Seracılıkta yeni dönem

Kumluca’daki seralarda bir gerçekle yüzleşiyoruz; çiftçi yaşlanıyor, genç nesil tarlayı terk ediyor. Türkiye Ziraat Odaları Birliği’nin verileri çarpıcı... Çiftçilerimizin yaş ortalaması 59’a yükseldi. Daha da endişe verici olan, 18-32 yaş arası genç çiftçilerin oranının sadece yüzde 5 olması. Kumluca, Demre, Serik’te seraların çoğunu artık 50 yaş üstü üreticiler işletiyor. Gençler İstanbul’da, Ankara’da iş arıyor. Sera toprağında ter dökmeyi kimse hayalinde görmüyor.

Sorun sadece demografik değil, ekonomik de. İhracat rakamları kaygı verici. Batı Akdeniz İhracatçılar Birliği verilerine göre, 2024’ün ilk 10 ayında yaş meyve sebze ihracatımız geçen yıla göre yüzde 10 geriledi. Rakiplerimiz hızla ilerliyor. Hollanda otomasyonla verimliliği ikiye katladı, İspanya cam sera teknolojilerinde çığır açtı, Fas ucuz işgücü ve modern altyapıyla Avrupa pazarından pay kapıyor.

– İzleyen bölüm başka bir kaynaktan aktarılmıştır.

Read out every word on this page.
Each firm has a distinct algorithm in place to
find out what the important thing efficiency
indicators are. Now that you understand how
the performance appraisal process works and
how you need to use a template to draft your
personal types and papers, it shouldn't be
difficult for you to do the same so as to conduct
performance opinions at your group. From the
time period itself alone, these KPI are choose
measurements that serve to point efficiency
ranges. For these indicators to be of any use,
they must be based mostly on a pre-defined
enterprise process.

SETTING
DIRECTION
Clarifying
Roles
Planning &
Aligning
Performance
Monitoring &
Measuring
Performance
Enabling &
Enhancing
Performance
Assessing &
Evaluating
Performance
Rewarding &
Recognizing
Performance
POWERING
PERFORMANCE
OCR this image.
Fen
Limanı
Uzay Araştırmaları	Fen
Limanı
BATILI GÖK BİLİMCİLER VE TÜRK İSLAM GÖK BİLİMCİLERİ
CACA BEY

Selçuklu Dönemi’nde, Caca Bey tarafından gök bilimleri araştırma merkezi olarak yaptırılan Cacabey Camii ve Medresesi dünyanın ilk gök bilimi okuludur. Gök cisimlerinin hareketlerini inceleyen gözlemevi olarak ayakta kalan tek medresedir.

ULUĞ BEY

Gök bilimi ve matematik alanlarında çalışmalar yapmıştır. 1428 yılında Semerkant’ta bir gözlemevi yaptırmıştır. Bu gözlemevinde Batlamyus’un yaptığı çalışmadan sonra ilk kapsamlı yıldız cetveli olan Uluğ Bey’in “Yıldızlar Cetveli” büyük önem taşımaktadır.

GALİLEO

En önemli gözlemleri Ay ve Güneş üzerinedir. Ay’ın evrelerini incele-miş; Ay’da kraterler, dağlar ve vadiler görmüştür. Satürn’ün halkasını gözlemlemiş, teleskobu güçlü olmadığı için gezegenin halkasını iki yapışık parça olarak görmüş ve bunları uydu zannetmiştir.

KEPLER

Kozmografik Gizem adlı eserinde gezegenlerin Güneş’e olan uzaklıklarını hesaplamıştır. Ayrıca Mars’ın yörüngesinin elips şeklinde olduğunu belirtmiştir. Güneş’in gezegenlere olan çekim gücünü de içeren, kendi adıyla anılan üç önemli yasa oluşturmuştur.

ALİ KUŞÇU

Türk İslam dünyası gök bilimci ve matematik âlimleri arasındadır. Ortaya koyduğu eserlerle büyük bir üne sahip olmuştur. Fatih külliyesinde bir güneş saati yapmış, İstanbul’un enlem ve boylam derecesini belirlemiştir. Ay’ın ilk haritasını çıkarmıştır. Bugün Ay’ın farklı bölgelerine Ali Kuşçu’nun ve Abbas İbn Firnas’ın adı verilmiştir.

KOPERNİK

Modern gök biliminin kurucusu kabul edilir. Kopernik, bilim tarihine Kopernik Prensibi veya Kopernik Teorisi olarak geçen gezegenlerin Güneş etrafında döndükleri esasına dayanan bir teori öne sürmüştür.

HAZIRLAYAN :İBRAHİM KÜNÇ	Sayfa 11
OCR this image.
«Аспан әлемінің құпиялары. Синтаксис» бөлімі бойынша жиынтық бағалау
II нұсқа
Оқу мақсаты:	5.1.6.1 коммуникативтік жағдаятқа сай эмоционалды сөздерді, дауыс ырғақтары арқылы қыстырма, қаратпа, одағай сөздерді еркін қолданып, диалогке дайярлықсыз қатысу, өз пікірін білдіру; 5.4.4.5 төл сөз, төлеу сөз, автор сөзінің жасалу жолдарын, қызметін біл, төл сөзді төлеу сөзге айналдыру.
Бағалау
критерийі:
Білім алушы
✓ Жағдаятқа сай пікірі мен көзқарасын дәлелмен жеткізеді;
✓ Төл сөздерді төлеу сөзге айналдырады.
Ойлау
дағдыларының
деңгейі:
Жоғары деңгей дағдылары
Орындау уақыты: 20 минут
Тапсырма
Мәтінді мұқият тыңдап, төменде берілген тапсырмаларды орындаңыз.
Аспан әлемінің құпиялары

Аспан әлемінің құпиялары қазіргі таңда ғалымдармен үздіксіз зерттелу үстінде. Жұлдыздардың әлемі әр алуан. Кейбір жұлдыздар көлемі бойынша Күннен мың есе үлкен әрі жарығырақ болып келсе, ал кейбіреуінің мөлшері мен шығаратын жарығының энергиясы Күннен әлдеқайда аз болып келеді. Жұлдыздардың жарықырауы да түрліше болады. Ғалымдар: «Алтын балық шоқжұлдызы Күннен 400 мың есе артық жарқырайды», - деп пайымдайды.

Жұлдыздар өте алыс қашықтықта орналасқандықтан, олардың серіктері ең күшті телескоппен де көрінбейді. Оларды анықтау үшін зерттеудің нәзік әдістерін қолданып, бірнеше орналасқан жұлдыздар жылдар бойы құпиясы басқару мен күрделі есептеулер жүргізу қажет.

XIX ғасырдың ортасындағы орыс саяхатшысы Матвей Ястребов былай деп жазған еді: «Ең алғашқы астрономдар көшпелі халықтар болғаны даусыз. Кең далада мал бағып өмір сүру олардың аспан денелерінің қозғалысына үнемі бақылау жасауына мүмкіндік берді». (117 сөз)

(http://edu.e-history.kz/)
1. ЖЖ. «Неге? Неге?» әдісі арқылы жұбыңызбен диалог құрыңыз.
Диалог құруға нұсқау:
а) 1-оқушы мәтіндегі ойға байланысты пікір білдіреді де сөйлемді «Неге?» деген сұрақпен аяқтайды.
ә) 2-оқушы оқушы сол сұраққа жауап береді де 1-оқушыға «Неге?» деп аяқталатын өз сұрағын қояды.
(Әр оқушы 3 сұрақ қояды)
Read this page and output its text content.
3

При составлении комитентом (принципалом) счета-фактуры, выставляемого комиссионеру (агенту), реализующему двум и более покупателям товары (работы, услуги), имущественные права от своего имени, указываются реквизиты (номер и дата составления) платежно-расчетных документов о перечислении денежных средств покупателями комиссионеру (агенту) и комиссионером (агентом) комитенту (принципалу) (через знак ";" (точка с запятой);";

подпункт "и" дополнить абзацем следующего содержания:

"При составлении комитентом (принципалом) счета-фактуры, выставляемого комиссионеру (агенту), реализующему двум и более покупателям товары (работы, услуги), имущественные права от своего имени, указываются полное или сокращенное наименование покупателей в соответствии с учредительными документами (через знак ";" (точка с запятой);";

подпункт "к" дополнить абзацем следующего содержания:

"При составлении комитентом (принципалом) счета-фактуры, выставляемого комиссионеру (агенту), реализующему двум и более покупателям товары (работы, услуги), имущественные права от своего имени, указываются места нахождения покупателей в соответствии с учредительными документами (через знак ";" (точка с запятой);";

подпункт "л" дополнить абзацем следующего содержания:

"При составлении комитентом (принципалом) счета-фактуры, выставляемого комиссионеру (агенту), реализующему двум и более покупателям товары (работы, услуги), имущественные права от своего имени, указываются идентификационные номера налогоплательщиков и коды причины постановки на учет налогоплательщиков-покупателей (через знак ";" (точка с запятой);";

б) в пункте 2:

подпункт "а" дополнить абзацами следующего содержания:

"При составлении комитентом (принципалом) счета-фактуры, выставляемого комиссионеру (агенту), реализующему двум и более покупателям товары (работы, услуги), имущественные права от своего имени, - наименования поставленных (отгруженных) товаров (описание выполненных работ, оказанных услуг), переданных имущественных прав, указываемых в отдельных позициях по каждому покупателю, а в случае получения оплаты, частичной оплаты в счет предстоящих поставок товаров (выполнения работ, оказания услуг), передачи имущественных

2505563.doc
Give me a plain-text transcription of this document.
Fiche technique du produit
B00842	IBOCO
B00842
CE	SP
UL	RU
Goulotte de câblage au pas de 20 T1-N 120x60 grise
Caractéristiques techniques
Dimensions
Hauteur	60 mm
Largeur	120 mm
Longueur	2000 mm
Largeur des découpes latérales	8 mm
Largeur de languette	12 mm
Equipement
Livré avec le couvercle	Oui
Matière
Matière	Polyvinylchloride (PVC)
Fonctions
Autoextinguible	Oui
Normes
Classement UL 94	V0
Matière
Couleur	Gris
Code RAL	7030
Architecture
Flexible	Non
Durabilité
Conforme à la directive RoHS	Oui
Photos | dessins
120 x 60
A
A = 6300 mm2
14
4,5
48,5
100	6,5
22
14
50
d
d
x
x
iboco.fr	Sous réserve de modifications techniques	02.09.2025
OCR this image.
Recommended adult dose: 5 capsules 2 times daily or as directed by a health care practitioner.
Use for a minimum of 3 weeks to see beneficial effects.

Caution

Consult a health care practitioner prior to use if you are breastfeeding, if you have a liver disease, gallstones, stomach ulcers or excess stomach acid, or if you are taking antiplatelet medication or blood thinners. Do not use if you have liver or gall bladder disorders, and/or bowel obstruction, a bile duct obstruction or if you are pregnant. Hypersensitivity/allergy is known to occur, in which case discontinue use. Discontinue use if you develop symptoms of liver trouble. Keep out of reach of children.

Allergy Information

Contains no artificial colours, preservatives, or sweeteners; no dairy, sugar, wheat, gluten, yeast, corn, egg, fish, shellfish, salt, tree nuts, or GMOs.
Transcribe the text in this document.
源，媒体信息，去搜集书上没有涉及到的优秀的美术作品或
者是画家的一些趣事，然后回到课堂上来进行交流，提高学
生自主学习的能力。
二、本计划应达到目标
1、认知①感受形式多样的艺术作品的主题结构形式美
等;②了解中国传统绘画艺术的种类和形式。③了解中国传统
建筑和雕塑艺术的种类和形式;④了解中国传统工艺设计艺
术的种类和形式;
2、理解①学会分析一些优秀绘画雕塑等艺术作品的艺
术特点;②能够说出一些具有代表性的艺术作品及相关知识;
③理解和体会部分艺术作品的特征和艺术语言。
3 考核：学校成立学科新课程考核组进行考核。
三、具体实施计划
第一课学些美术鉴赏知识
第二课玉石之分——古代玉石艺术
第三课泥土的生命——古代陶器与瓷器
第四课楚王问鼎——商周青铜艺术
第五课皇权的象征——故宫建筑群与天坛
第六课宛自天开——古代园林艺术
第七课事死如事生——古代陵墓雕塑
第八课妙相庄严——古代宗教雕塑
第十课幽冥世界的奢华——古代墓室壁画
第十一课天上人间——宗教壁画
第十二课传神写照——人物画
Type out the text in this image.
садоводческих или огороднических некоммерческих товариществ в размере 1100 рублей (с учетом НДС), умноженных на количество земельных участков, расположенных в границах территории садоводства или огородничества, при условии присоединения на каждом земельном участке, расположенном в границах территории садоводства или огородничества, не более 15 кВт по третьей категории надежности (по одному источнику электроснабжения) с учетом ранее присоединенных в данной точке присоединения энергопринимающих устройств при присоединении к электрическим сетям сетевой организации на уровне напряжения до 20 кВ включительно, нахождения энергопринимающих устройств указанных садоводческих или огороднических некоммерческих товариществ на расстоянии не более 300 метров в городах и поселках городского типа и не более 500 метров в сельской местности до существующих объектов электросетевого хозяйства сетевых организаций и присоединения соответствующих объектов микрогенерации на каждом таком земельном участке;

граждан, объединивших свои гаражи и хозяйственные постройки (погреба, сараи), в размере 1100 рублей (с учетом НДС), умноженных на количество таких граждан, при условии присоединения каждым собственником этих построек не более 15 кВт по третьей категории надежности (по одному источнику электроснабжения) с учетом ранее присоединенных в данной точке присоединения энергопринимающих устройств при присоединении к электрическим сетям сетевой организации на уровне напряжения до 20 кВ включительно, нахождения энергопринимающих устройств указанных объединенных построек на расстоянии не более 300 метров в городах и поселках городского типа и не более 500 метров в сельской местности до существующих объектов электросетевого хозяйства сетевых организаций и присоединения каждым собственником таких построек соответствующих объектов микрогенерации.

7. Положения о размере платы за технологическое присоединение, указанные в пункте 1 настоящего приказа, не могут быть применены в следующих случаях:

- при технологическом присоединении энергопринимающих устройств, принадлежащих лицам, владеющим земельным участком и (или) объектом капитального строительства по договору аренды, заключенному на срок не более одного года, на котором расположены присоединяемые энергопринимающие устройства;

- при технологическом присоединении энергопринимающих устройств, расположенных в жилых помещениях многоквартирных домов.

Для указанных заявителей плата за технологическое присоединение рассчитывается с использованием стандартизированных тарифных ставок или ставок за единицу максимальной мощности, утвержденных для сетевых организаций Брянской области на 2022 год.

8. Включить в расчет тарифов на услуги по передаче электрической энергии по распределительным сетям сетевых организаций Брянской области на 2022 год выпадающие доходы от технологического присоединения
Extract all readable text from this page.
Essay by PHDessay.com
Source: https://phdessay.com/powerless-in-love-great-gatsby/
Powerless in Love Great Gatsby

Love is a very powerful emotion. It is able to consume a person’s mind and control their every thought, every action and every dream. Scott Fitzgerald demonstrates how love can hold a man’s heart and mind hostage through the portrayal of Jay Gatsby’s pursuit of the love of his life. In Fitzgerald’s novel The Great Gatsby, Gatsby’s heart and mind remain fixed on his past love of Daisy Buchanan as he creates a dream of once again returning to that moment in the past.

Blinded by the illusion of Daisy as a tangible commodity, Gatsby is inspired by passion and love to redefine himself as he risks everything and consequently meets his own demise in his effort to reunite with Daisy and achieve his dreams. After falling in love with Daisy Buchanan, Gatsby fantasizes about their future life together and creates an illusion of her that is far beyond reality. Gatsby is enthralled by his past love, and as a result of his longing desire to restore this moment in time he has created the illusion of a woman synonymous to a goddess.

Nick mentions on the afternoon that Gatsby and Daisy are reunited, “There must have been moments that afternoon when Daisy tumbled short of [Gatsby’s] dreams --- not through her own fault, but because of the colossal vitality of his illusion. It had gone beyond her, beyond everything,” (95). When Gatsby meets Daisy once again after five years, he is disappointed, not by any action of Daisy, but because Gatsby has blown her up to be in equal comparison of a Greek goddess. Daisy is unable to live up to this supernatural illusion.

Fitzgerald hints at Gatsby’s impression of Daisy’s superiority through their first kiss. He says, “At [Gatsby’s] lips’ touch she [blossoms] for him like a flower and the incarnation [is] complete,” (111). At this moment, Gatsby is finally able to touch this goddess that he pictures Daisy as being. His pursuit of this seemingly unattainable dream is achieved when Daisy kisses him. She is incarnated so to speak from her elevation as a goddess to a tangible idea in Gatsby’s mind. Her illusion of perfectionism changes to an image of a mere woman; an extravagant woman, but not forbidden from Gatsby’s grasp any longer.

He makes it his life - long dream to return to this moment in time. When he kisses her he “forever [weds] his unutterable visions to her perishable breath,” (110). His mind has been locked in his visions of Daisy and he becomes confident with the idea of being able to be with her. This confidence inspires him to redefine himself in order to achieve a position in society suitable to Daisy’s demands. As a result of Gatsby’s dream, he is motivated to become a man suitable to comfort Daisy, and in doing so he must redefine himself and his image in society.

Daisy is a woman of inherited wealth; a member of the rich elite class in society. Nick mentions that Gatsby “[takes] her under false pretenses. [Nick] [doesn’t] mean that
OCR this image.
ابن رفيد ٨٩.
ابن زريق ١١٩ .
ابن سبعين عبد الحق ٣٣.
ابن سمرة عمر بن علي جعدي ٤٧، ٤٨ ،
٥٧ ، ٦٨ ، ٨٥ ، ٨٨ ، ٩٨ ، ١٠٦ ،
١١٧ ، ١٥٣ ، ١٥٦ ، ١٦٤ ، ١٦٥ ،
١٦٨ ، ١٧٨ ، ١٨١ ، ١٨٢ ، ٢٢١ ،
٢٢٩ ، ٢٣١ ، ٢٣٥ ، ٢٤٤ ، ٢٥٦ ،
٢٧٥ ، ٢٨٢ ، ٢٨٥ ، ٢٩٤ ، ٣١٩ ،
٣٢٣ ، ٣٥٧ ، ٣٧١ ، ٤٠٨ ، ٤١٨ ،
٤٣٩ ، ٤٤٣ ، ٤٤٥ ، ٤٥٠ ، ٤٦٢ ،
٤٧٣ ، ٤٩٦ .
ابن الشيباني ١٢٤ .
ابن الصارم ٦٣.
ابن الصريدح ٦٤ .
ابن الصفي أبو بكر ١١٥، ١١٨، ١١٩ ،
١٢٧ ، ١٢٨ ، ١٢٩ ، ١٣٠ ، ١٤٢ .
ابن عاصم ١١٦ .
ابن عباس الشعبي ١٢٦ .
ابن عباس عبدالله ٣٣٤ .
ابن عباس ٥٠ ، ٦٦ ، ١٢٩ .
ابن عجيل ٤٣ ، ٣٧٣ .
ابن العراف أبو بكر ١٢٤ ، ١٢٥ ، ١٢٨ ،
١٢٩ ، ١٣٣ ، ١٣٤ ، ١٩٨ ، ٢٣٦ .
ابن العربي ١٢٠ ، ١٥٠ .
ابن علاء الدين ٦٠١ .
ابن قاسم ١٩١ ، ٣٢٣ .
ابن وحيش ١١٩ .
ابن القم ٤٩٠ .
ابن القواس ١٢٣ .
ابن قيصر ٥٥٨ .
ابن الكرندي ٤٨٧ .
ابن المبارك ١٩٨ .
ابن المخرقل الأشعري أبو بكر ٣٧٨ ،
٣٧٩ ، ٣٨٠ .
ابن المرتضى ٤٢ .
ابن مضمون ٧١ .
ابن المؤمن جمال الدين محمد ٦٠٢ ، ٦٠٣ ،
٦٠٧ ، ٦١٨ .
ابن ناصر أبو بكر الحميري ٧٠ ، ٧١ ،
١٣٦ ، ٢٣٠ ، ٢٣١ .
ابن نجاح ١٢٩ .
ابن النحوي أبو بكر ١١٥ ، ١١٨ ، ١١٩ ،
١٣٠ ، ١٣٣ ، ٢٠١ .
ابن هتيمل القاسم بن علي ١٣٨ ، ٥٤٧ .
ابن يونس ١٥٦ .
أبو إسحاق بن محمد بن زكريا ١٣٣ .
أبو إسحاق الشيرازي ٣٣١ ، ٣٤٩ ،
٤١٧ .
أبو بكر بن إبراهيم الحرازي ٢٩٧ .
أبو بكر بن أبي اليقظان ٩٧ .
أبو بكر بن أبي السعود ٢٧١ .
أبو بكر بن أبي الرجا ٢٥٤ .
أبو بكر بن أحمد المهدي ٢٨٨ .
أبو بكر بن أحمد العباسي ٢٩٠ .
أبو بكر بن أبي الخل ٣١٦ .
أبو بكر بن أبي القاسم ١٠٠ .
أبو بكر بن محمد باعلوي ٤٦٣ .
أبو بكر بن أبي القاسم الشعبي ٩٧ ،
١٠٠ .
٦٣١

Üreticinin sırtındaki yük ise her geçen gün ağırlaşıyor. Gübre fiyatları 2021’den beri tırmanışta. Türkiye Ziraat Odaları Birliği’nin verilerine göre, gübre fiyatları her geçen gün zamlanıyor. Son bir yılda DAP gübresi yüzde 19,8, üre gübresi yüzde 7,2 oranında arttı. Mazot, elektrik, sera örtü malzemeleri… Maliyetler göğe fırladı. Çiftçi üretse zarar ediyor, üretmese borca batıyor.

Karanlık tablonun içinde umut ışıkları da parlıyor. Antalya’da teknolojiye yatırım yapan üreticiler oyunun kurallarını değiştiriyor. Akıllı sera sistemlerine geçenler, sensörlerle otomatik sulama ve gübreleme, toprak nem ölçümü, iklim kontrol sistemleri kuruyor. Dronlarla yapılan tarla takibi, bitki gelişimini milimetrik hassasiyetle izliyor. Büyük veri analitiği sayesinde hastalıklar ortaya çıkmadan tespit ediliyor. Sonuçlar somut: Su ve gübre tüketimi yüzde 30-40 azalıyor, verim yüzde 20-25 artıyor.

Organik üretim de yeni fırsatlar sunuyor. AB sertifikalı organik domates üreten Demre’deki bazı üreticiler, kilogram fiyatını konvansiyonel ürüne göre iki katına çıkardı. Avrupa marketlerinde Antalya organik domatesi premium ürün sayılıyor. Almanya ve Hollanda’dan gelen siparişler yüzde 70-80 daha fazla fiyat getiriyor.

Devlet desteği de somutlaştı. Tarım Bakanlığı’nın programında modern sera tesisleri için yüzde 30 ila 50 faiz indirimi var. Jeotermal kaynaklı sera projelerine özel hibe paketi hazırlandı. Genç çiftçilere 3 milyon liraya kadar kredi, 2 yıl anapara ödemesiz sunuluyor.

Antalya’nın toprağı, iklimi ve yarım asırlık seracılık bilgisi hâlâ rakipsiz. 320 gün güneş, ılıman kış, denize yakınlık… Bu avantajlar kaybolmadı. Şimdi yapılması gereken, bu birikime teknoloji ve sürdürülebilirliği eklemek. Gençlere düzenli gelir, sosyal güvence ve geleceğe dair somut umut sunmak gerek.

Seracılıkta yeni dönem başlıyor. Düğmeye basıldığında iklimi kontrol eden, verileri anlayıp karar veren, dünya pazarlarına doğrudan ulaşan bir model kuruluyor. Antalya bu dönüşümü başarırsa hem gençleri tarlaya döndürebilir hem de kaybettiği ihracat gücünü geri kazanabilir. Zaman daralıyor, tercih zamanı geldi.